Отец потащил дядюшку по платформе, обнимая за плечи и локтями прокладывая путь для этого послушного, почти безвольного старческого тела.

«Вот он! Вот твой дядюшка!» — кричал отец в полном экстазе, словно только что выиграл самый большой приз в жизненной лотерее.

Дядюшка оказался человеком огромного роста, словно великан из детских сказок. Бросалась в глаза почерневшая от пыли и грязи белая рубашка без воротничка, а еще длинные мешковатые брюки, такие широкие, что они напоминали подметавшую землю юбку. Мощные, красные от загара руки были словно перевиты мускулами, а чтобы разглядеть его лицо, мне пришлось запрокинуть голову в самое небо. У дядюшки были огромные усищи от уха до уха, и вообще весь он, начиная от вязанных из овечьей шерсти бесформенных гамашей[7], был чем-то совершенно невиданным и иностранным.
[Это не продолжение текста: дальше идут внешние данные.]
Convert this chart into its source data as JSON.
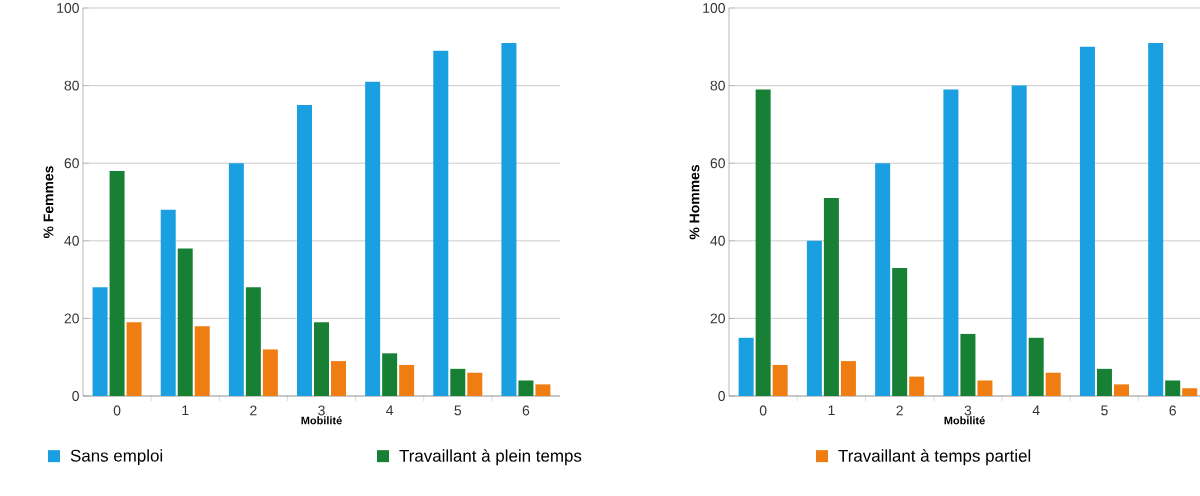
{
  "chart_data": [
    {
      "type": "bar",
      "categories": [
        "0",
        "1",
        "2",
        "3",
        "4",
        "5",
        "6"
      ],
      "xlabel": "Mobilité",
      "ylabel": "% Femmes",
      "ylim": [
        0,
        100
      ],
      "yticks": [
        0,
        20,
        40,
        60,
        80,
        100
      ],
      "grid": "y",
      "legend": "bottom",
      "series": [
        {
          "name": "Sans emploi",
          "color": "#1a9fe0",
          "values": [
            28,
            48,
            60,
            75,
            81,
            89,
            91
          ]
        },
        {
          "name": "Travaillant à plein temps",
          "color": "#178035",
          "values": [
            58,
            38,
            28,
            19,
            11,
            7,
            4
          ]
        },
        {
          "name": "Travaillant à temps partiel",
          "color": "#f07d12",
          "values": [
            19,
            18,
            12,
            9,
            8,
            6,
            3
          ]
        }
      ]
    },
    {
      "type": "bar",
      "categories": [
        "0",
        "1",
        "2",
        "3",
        "4",
        "5",
        "6"
      ],
      "xlabel": "Mobilité",
      "ylabel": "% Hommes",
      "ylim": [
        0,
        100
      ],
      "yticks": [
        0,
        20,
        40,
        60,
        80,
        100
      ],
      "grid": "y",
      "series": [
        {
          "color": "#1a9fe0",
          "values": [
            15,
            40,
            60,
            79,
            80,
            90,
            91
          ]
        },
        {
          "color": "#178035",
          "values": [
            79,
            51,
            33,
            16,
            15,
            7,
            4
          ]
        },
        {
          "color": "#f07d12",
          "values": [
            8,
            9,
            5,
            4,
            6,
            3,
            2
          ]
        }
      ]
    }
  ]
}
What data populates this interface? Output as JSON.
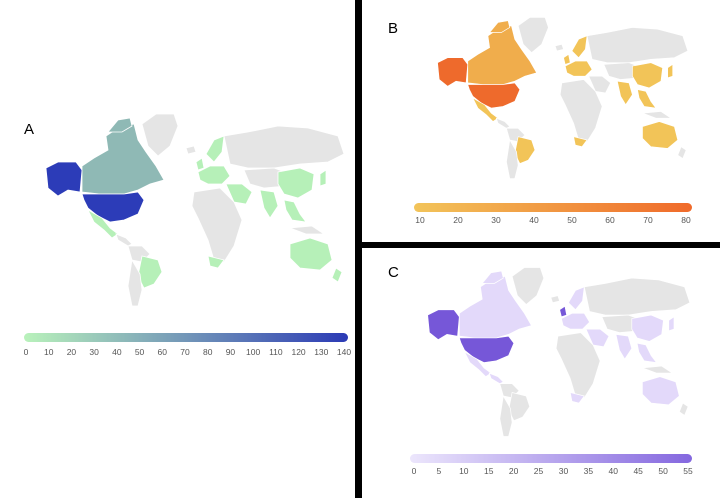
{
  "panels": [
    {
      "label": "A",
      "colors": {
        "low": "#b6f0b8",
        "mid": "#8fb9b5",
        "high": "#2c3cb8",
        "other": "#e5e5e5"
      },
      "scale": {
        "min_color": "#b9f2bb",
        "max_color": "#2b3ab5",
        "ticks": [
          "0",
          "10",
          "20",
          "30",
          "40",
          "50",
          "60",
          "70",
          "80",
          "90",
          "100",
          "110",
          "120",
          "130",
          "140"
        ]
      }
    },
    {
      "label": "B",
      "colors": {
        "low": "#f2c458",
        "mid": "#f0ad4c",
        "high": "#ee6a2c",
        "other": "#e5e5e5"
      },
      "scale": {
        "min_color": "#f2c45a",
        "max_color": "#f06a2a",
        "ticks": [
          "10",
          "20",
          "30",
          "40",
          "50",
          "60",
          "70",
          "80"
        ]
      }
    },
    {
      "label": "C",
      "colors": {
        "low": "#e3d9fa",
        "mid": "#b8a2ee",
        "high": "#7657d8",
        "other": "#e5e5e5"
      },
      "scale": {
        "min_color": "#ece6fc",
        "max_color": "#8467df",
        "ticks": [
          "0",
          "5",
          "10",
          "15",
          "20",
          "25",
          "30",
          "35",
          "40",
          "45",
          "50",
          "55"
        ]
      }
    }
  ]
}
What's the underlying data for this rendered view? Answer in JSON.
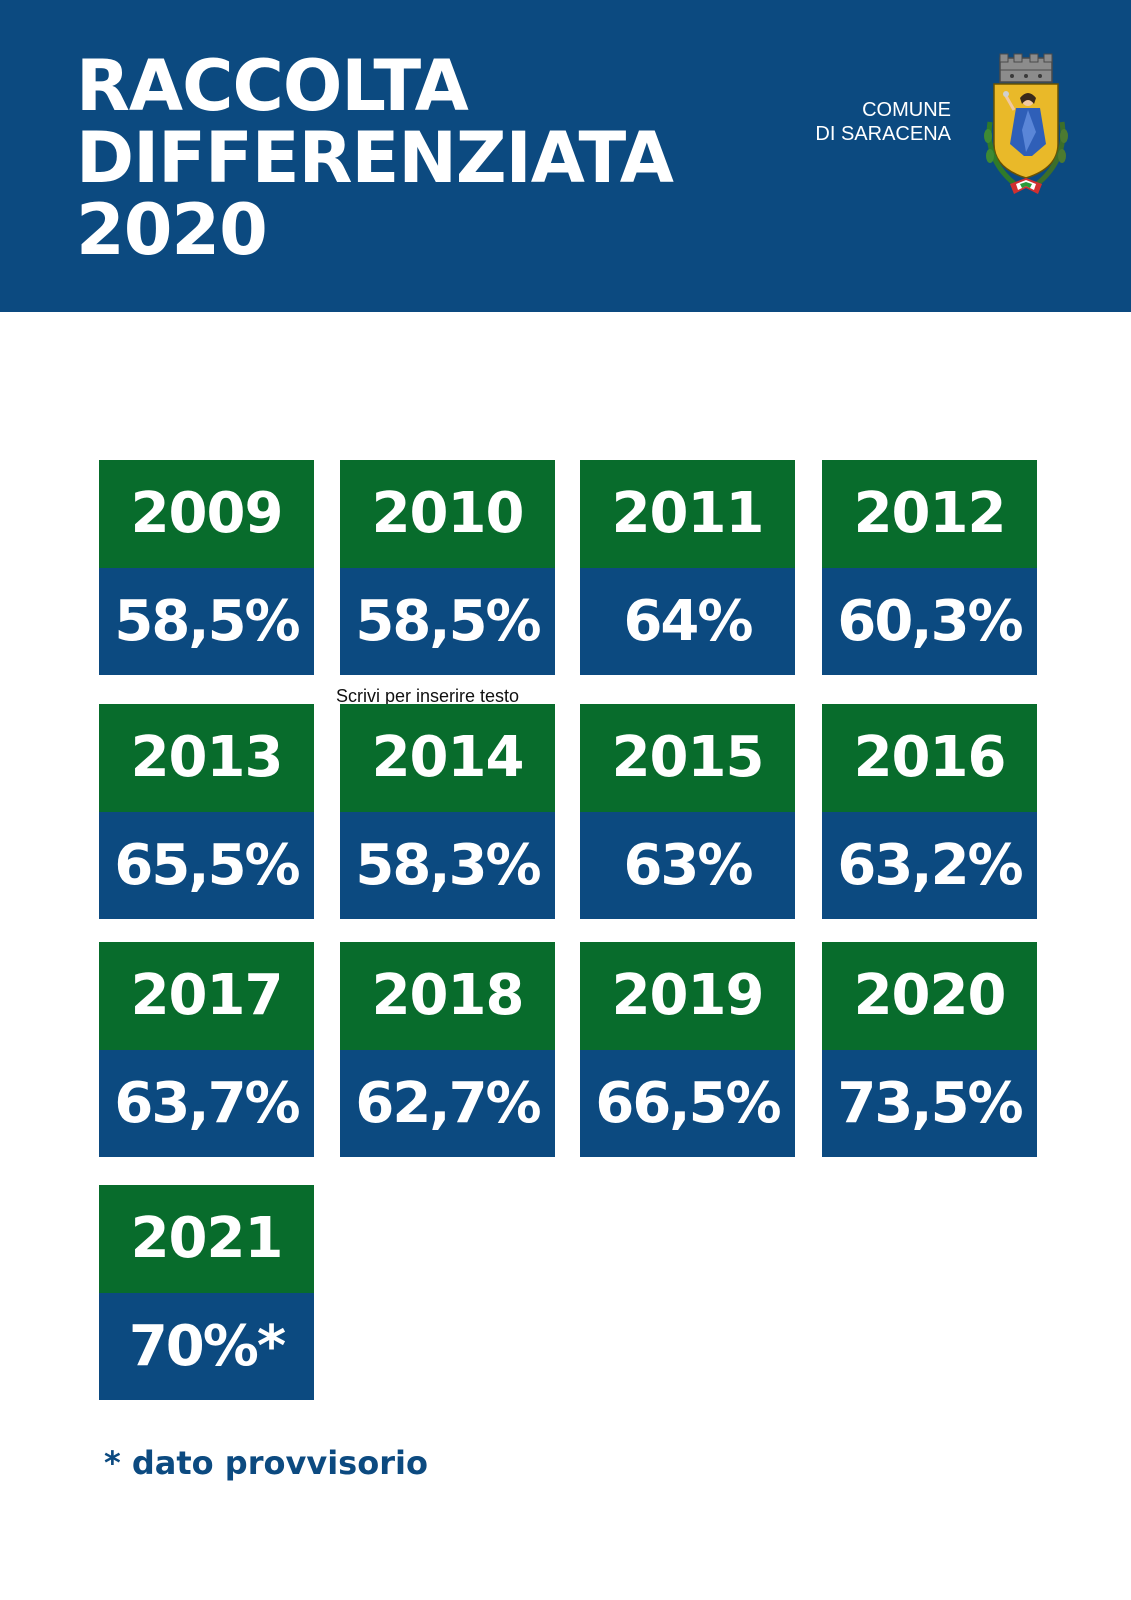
{
  "header": {
    "title_lines": [
      "RACCOLTA",
      "DIFFERENZIATA",
      "2020"
    ],
    "comune_lines": [
      "COMUNE",
      "DI SARACENA"
    ],
    "bg_color": "#0c4a80",
    "crest_icon": "saracena-coat-of-arms-icon"
  },
  "tiles": [
    {
      "year": "2009",
      "pct": "58,5%"
    },
    {
      "year": "2010",
      "pct": "58,5%"
    },
    {
      "year": "2011",
      "pct": "64%"
    },
    {
      "year": "2012",
      "pct": "60,3%"
    },
    {
      "year": "2013",
      "pct": "65,5%"
    },
    {
      "year": "2014",
      "pct": "58,3%"
    },
    {
      "year": "2015",
      "pct": "63%"
    },
    {
      "year": "2016",
      "pct": "63,2%"
    },
    {
      "year": "2017",
      "pct": "63,7%"
    },
    {
      "year": "2018",
      "pct": "62,7%"
    },
    {
      "year": "2019",
      "pct": "66,5%"
    },
    {
      "year": "2020",
      "pct": "73,5%"
    },
    {
      "year": "2021",
      "pct": "70%*"
    }
  ],
  "tile_colors": {
    "year_bg": "#086c2c",
    "pct_bg": "#0c4a80"
  },
  "placeholder_text": "Scrivi per inserire testo",
  "footnote": "* dato provvisorio"
}
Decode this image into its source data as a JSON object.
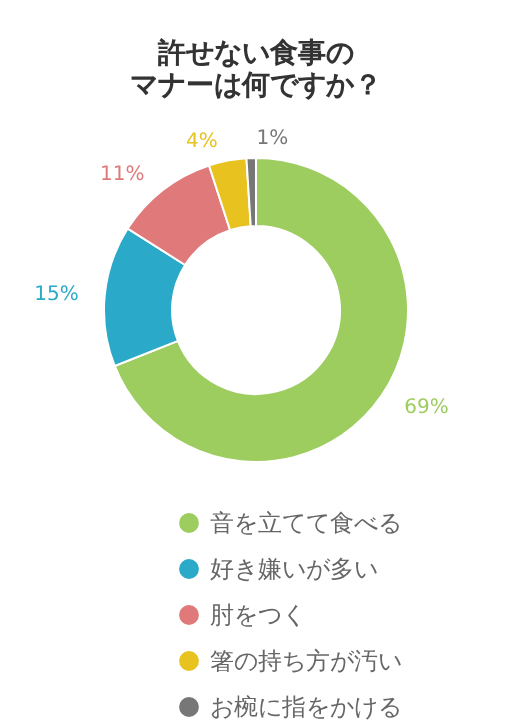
{
  "chart_data": {
    "type": "donut",
    "title": "許せない食事のマナーは何ですか？",
    "categories": [
      "音を立てて食べる",
      "好き嫌いが多い",
      "肘をつく",
      "箸の持ち方が汚い",
      "お椀に指をかける"
    ],
    "values": [
      69,
      15,
      11,
      4,
      1
    ],
    "value_labels": [
      "69%",
      "15%",
      "11%",
      "4%",
      "1%"
    ],
    "colors": [
      "#9dcc5f",
      "#2ba9c8",
      "#e07a7a",
      "#e8c21f",
      "#777777"
    ],
    "legend": "bottom"
  }
}
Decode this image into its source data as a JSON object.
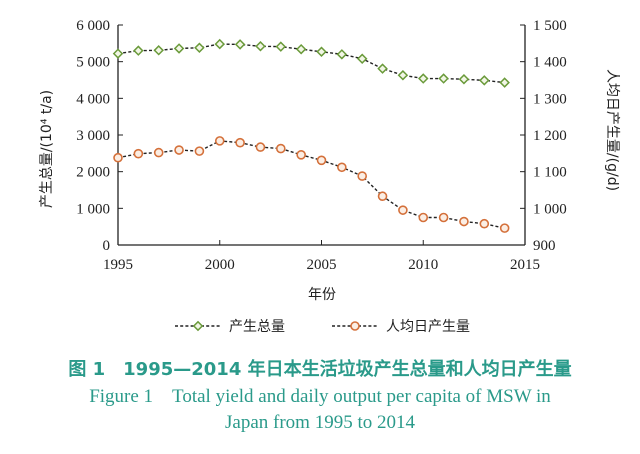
{
  "chart_data": {
    "type": "line",
    "x": [
      1995,
      1996,
      1997,
      1998,
      1999,
      2000,
      2001,
      2002,
      2003,
      2004,
      2005,
      2006,
      2007,
      2008,
      2009,
      2010,
      2011,
      2012,
      2013,
      2014
    ],
    "xlabel": "年份",
    "xlim": [
      1995,
      2015
    ],
    "xticks": [
      "1995",
      "2000",
      "2005",
      "2010",
      "2015"
    ],
    "left_axis": {
      "label": "产生总量/(10⁴ t/a)",
      "ylim": [
        0,
        6000
      ],
      "ticks": [
        "0",
        "1 000",
        "2 000",
        "3 000",
        "4 000",
        "5 000",
        "6 000"
      ]
    },
    "right_axis": {
      "label": "人均日产生量/(g/d)",
      "ylim": [
        900,
        1500
      ],
      "ticks": [
        "900",
        "1 000",
        "1 100",
        "1 200",
        "1 300",
        "1 400",
        "1 500"
      ]
    },
    "series": [
      {
        "name": "产生总量",
        "axis": "left",
        "marker": "diamond",
        "color": "#6a9a3a",
        "values": [
          5220,
          5300,
          5310,
          5360,
          5380,
          5480,
          5470,
          5420,
          5410,
          5340,
          5270,
          5200,
          5080,
          4810,
          4630,
          4540,
          4540,
          4520,
          4490,
          4430
        ]
      },
      {
        "name": "人均日产生量",
        "axis": "right",
        "marker": "circle",
        "color": "#d4703a",
        "values": [
          1138,
          1149,
          1152,
          1159,
          1156,
          1184,
          1179,
          1167,
          1163,
          1146,
          1131,
          1112,
          1088,
          1033,
          995,
          975,
          975,
          964,
          958,
          946
        ]
      }
    ],
    "grid": false,
    "legend": "bottom"
  },
  "caption": {
    "zh": "图 1　1995—2014 年日本生活垃圾产生总量和人均日产生量",
    "en_line1": "Figure 1　Total yield and daily output per capita  of MSW in",
    "en_line2": "Japan from 1995 to 2014"
  }
}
Дядюшка опустил на землю чемодан и небольшой саквояж с пожитками, а затем, сомнамбулой стянув с головы шляпу, прямо на асфальтовой платформе бухнулся передо мной на колени. Мимо нас тек сплошной поток туфель и ботинок. Прямо у меня перед глазами оказались взмокшие от пота серебряные бакенбарды и короткая мерцающая щетина на подбородке и щеках. Дядюшка простер свои ручищи и одной меня обнял, а второй с какой-то благоговейной лаской обхватил мой затылок. Никогда не забуду, как он, притянув меня к себе, прошептал прерывающимся голосом: «Боже!.. Живое… дитя…»

Вообще-то я тогда боялась незнакомых людей, но тут, повинуясь непонятному порыву, крепко обняла дядюшку в ответ от всего сердца. Все решилось выражением дядюшкиных глаз, хотя я вряд ли смогла бы его описать. Мне уже случалось видеть такое выражение — один-единственный раз в жизни — в глазах лошадей, которых чудом удалось спасти из страшного пожара в конюшне.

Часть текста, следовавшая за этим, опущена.